On Friday, a gunman took hostages at a supermarket in Trebes, France and claimed allegiance to ISIS. He did so with a direct callback to the 2015 Paris terror attacks that killed 130 people while demanding the release of the only surviving suspect, Salah Abdeslam (who is currently on trial in Belgium in connection with the shootout that led to his arrest). The hostage situation in Trebes has now turned fatal, with the shooter killing at least three, including a shopper and a butcher, according to the Evening Standard, and injuring a dozen more, including an off-duty police officer.
Fox News reports word from French Prime Minister Edouard Philippe, who quickly declared that this “seems to be a terrorist act” and “a serious situation.” Since that time, the gunman (who reportedly referenced French air force attacks on ISIS while shouting, “You’re bombing Syria, you’re going to die”) appears to have released all hostages who haven’t been shot. Yet the BBC adds that the suspect remained in the supermarket:
Trèbes Mayor Eric Menassi told BFM TV that the gunman was now alone in the shop with one police officer, after other hostages were freed.

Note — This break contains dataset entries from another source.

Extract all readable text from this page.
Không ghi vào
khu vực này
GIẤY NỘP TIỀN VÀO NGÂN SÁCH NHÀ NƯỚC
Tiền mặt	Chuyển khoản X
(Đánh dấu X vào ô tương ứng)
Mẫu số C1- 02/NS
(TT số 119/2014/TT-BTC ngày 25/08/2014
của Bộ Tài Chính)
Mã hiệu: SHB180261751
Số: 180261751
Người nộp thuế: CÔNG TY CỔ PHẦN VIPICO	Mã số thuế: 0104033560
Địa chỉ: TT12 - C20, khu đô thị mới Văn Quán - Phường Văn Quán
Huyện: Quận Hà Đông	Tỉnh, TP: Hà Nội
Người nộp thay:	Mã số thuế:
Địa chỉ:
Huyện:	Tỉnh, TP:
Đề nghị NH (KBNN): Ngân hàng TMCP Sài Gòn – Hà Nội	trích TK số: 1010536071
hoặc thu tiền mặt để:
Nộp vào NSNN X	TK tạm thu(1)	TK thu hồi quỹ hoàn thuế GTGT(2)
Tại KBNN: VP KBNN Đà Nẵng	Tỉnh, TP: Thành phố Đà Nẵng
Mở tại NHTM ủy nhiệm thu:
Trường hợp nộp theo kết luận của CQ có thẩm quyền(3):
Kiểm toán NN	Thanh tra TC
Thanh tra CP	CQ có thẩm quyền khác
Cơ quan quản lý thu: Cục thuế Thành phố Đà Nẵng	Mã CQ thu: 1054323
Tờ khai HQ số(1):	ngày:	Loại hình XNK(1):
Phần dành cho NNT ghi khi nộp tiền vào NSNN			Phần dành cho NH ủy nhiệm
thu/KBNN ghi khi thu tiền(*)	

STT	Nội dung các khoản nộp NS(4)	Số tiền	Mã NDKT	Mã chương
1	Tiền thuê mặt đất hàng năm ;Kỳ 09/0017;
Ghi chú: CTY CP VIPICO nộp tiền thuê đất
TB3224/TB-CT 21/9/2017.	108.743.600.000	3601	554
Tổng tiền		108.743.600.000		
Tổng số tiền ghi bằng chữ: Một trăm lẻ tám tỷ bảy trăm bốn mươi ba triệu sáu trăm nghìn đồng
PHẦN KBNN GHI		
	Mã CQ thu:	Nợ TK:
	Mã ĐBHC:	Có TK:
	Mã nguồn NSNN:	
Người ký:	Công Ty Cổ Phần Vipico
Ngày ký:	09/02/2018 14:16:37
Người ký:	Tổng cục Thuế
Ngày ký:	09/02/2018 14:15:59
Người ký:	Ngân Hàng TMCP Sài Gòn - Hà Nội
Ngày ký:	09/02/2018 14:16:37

The suspect is said to be heavily armed and asking for the release of Salah Abdeslam, the most important surviving suspect in the 13 November 2015 Paris attacks, which killed 130 people. Reports say the suspect is known to French intelligence services and that his mother is at the scene.
At 10:30 am EST, the Telegraph reported that the gunman (a Moroccan national) was shot and killed by police during the standoff, thereby putting an end to the immediate situation.
This attack follows a likely-related Friday incident in nearby Carcassonne (about 15 minutes away), where a policeman was shot while jogging. And while the Islamic State has not issued a direct statement on the Trebes attack as of yet, this news follows days after an ISIS suicide bomber killed 30 during Persian New Year celebrations in Afghanistan. Both attacks, inevitably, will spark fresh concerns that although the number of ISIS militants appears to be on the downswing (as the U.S. helps liberate Iraq and Syria), the terror organization is still operating, recruiting, and influencing on a global basis.